Model Class High SNR Medium SNR Low SNR Attention Pattern
Strong (GLM-4.5, 82B+) 90-95% 85-90% 80-85% Saturates at ref=4
Medium (30-32B reasoning) 85-90% 80-85% 75-82% Plateau ref=4-6
Small (8-13B) 70-80% 65-75% 60-70% Slight improvement with refs
Weak (8B base) 65-70% 58-62% 55-60% INVERSE: ref=2 > ref=6

Key Finding: Difficulty scales primarily with SNR, not reference count or choice count.
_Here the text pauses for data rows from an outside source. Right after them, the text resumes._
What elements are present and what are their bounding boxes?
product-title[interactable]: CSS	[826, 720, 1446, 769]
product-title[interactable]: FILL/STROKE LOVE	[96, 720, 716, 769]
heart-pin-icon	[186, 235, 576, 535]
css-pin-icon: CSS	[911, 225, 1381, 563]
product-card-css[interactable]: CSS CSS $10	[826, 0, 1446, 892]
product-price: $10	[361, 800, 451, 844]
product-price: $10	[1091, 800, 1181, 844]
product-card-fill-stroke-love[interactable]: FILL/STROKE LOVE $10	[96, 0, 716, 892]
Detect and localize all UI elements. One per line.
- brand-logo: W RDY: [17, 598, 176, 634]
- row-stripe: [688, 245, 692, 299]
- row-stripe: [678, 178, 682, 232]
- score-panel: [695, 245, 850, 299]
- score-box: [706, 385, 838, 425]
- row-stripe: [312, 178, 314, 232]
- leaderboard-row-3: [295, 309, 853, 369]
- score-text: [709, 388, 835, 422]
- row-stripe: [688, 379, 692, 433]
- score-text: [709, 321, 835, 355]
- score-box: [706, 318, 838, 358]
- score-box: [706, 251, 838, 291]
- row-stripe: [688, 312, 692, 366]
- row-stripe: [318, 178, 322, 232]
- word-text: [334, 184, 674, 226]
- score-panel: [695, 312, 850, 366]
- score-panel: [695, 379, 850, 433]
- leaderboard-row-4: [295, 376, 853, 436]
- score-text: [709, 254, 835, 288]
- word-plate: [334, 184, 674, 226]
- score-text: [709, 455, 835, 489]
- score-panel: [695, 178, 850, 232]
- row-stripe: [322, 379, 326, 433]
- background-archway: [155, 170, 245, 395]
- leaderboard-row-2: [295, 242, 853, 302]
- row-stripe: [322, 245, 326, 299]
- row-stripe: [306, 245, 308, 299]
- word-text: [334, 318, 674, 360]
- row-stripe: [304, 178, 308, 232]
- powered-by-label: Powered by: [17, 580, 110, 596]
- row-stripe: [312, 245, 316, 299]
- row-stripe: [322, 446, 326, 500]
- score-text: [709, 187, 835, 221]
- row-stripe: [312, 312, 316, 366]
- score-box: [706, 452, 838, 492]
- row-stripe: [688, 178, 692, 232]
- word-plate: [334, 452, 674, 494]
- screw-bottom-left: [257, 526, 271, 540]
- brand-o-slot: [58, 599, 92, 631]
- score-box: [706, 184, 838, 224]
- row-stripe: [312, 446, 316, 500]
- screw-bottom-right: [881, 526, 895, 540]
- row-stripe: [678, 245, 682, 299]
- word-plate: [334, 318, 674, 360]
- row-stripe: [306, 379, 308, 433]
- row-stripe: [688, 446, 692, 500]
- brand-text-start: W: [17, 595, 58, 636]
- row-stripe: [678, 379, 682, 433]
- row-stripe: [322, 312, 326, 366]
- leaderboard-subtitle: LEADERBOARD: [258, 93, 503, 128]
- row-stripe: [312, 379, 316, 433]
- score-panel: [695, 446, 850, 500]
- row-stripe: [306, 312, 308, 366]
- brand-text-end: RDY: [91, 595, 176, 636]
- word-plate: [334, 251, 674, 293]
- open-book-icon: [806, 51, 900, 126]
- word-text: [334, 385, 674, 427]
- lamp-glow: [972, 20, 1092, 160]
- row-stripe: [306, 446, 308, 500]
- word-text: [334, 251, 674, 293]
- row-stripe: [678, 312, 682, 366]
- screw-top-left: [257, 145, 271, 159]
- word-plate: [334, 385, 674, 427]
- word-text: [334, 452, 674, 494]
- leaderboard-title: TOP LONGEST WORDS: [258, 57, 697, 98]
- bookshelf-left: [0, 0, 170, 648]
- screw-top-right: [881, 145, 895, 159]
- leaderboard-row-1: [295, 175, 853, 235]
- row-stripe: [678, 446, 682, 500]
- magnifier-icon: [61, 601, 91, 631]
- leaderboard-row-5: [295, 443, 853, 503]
The num_noise_facets / num_target_facets ratio is the strongest predictor of task difficulty across all model classes.

Applications

This task evaluates capabilities essential for:

  • Content Recommendation Systems: Finding patterns in user preferences
  • Few-Shot Classification: Learning categories from minimal labeled examples
  • Pattern Recognition Under Noise: Extracting signal from noisy categorical data
  • Multi-Modal Feature Integration: Combining multiple feature dimensions
  • Attention Capacity: Managing information as context scales

The domain-independent nature and complete information provision make this useful for evaluating pure reasoning capability without cultural bias or knowledge requirements.

Implementation Notes

Domain Portability

To adapt this task to another domain:

  1. Create entity database with multi-valued categorical facets
  2. Implement facet filtering (select entities matching target facets)
  3. Implement anti-facet filtering (select entities matching NO target facets)
  4. Update question templates to reference new domain
  5. No changes needed to generation algorithm or difficulty calculation

Example adaptation for Pokemon:

# Database: pokemon.json with {name, types, abilities, habitat}
# Facets: types=["Fire", "Water", ...], abilities=[...], habitat=[...]
# Question: "Which Pokemon belongs with this group: {references}?"
# Everything else identical

Generation Algorithm

  1. Randomly select num_target_facets from available facets (genres + themes)
  2. Filter database to entities matching ALL target facets (reference pool)
  3. Filter database to entities matching NONE of target facets (anti-reference pool)
  4. Sample reference_count movies from reference pool
  5. Sample 1 target from reference pool (correct answer)
  6. Sample choice_count - 1 distractors from anti-reference pool
  7. For each entity, add num_noise_facets random facets from their full facet list
  8. Shuffle choices and format question using random template

This algorithm works identically for any domain with categorical facets.